For gay and lesbian couples, marriage equality does much more than civil unions. Civil unions are not second class marriages; they are not marriages period. They give the rights of marriage, but they do not give the status of marriage, and the status of marriage is of substantial importance. I am for civil unions at this time because they are possible to achieve in Pennsylvania in the forseeable future and marriage equality is not. Sen. Daylin Leach, frustrated at the resistance from his fellow Senators, joked at a panel discussion we both participated in at the Progressive Summit last month that Pennsylvania will pass marriage equality "just weeks after Mississippi does." That is talking about generations or centuries, not years.

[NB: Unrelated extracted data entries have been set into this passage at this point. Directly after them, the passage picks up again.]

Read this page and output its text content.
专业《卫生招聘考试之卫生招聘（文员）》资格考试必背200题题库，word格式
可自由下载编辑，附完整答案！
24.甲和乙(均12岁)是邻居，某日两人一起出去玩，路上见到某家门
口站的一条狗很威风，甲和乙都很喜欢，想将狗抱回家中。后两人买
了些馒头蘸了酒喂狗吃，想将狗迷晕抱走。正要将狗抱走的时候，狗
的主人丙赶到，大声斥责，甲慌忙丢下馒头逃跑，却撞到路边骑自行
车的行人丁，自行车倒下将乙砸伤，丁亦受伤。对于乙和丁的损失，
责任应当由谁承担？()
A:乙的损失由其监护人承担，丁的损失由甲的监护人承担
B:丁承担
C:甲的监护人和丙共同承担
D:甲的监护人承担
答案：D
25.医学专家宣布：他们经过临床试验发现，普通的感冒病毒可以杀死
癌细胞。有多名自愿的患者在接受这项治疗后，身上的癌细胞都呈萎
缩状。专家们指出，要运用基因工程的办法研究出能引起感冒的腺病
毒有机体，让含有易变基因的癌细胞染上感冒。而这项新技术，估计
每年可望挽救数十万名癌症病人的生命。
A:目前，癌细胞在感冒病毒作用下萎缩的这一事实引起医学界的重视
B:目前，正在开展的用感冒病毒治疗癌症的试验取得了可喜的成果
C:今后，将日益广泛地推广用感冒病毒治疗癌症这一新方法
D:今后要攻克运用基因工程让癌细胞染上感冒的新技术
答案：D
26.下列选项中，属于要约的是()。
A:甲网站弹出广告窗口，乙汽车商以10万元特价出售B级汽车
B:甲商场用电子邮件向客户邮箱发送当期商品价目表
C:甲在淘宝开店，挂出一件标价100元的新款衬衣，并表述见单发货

Civil unions are somewhat analagous to the laws which give unmarried mothers the right to child support, which give live-in partners the right to escape domestic violence in women's shelters, and which give ex-partners the right to prevent stalking. In all these cases, marital rights are extended to non-marital partners, but no marriage is created.
I do not believe in historical determinism. I study demographic and opinion trends intensely, but I do not believe that they determine what happens. All they do is offer windows of hope. My view is that we should seize the open space in the windows of hope which make civil unions possible in Pennsylvania, and help our gay and lesbian friends, relatives, and co-workers move substantially closer to equality than they are now.
The quintessential word about Pennsylvania politics is moderation. Moderate policies are inherently more popular in Pennsylvania--and the Pennsylvania legislature--than either liberal policies or conservative policies. Pennsylvania has rejected conservatism in gay and lesbian rights by rejecting a constitutional amendment banning same-sex marriage, one of only 21 states to do so. Pennsylvania has rejected liberalism in gay and lesbian rights by not passing an anti-discrimination law to protect them, as 21 states have already done. 5 states--California, Colorado, Hawaii,Oregon and Wisconsin--embraced both sides, banning gay marriage constitutionally and banning discrimination against gays and lesbians.
Support for civil unions--giving equality of rights but not equality of status--is well within Pennsylvania's tradition of moderation. Winning civil unions while keeping away the constitutional ban on marriage equality is the best we can get in this legislative session. It is considerably better than nothing, and we should go for it.
Civil unions is an inherently moderate, middle of the road position that commands majority support in Pennsylvania.